На фоне белоснежного биде темнокожая Саммер смотрелась очень эффектно, хотя вид у нее был странный. На обложках своих альбомов она широко улыбалась, а тут закатила глаза и приоткрыла рот.
Полистав еще немного, я вдруг, вместо недавнего жгучего любопытства, почувствовала легкий приступ тошноты. Меня немного мутило, как бывает, когда переешь сладкого. Я даже припомнила, что ела на ужин, до того физическим было ощущение. Но как только я запаковала журналы назад в «Эттелаат» и убрала на дно тумбочки, подташнивание прошло.
Почему-то мне расхотелось дожидаться родителей, и я легла спать.
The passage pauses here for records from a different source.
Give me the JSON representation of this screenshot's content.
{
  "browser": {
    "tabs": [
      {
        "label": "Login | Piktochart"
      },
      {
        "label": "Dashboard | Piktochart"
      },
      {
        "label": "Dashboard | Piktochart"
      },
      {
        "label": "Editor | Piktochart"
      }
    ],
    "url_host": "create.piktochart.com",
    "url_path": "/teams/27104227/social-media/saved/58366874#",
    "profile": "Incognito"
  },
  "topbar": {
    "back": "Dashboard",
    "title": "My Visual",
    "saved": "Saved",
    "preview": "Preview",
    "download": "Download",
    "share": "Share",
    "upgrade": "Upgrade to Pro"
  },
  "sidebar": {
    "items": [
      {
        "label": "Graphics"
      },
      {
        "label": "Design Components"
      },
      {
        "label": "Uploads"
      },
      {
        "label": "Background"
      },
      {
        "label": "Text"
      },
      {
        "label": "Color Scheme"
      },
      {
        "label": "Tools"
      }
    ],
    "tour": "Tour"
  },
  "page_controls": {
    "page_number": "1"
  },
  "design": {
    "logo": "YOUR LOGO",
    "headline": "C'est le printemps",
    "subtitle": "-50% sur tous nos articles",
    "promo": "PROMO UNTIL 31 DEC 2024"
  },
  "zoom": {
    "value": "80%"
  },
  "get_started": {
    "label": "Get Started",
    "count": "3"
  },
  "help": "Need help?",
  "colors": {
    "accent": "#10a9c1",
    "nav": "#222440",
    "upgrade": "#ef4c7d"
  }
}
И уснула так крепко, что даже не слышала, как они пришли.
Наутро был татиль выходной. Мы собирались в Зарганде.
Что вы оба расселись, как персоны нонгранта! строго заявила мама, как только мы с папой закончили завтрак. Быстренько уберите со стола и помойте посуду, а мне надо собраться.
От неожиданности папа даже подавился крекером. Потом переспросил, натурально утирая слезы, выступившие от смеха:
Расселись, как кто?!
Как персоны нонгранта! невозмутимо повторила мама.
А, по-твоему, это кто?! папа едва мог говорить от душившего его хохота.
Я ничего не понимала, но внимательно слушала.
Это наглая такая персона, считающая себя очень важной, ответила мама раздраженно. Она сидит и ждет, когда ей все принесут на блюдечке с голубой каемочкой! Эта персона считает, что деньги падают с неба, а все остальное сделает прислуга. Только в нашем обществе таких персон нет, и слуг тоже нет. Поэтому вставайте оба и сами убирайте со стола!
Сейчас уберем! пообещал папа сквозь очередной приступ смеха. Только дочери сейчас разъясню про эту персону, раз уж выпал такой случай.
Разъясни-разъясни! грозно сказала мама и удалилась с кухни собираться в Зарганде.
Дочь, обратился ко мне папа. Возможно, персона «нонгранта» действительно такая, как описала ее мама. Но я такой вообще не знаю. А выражение «персона нон-грата» происходит от латинского «non-grata» не допускаемая. На языке дипломатического протокола так называют лиц, которым на официальном уровне навсегда отказано во въезде в определенную страну.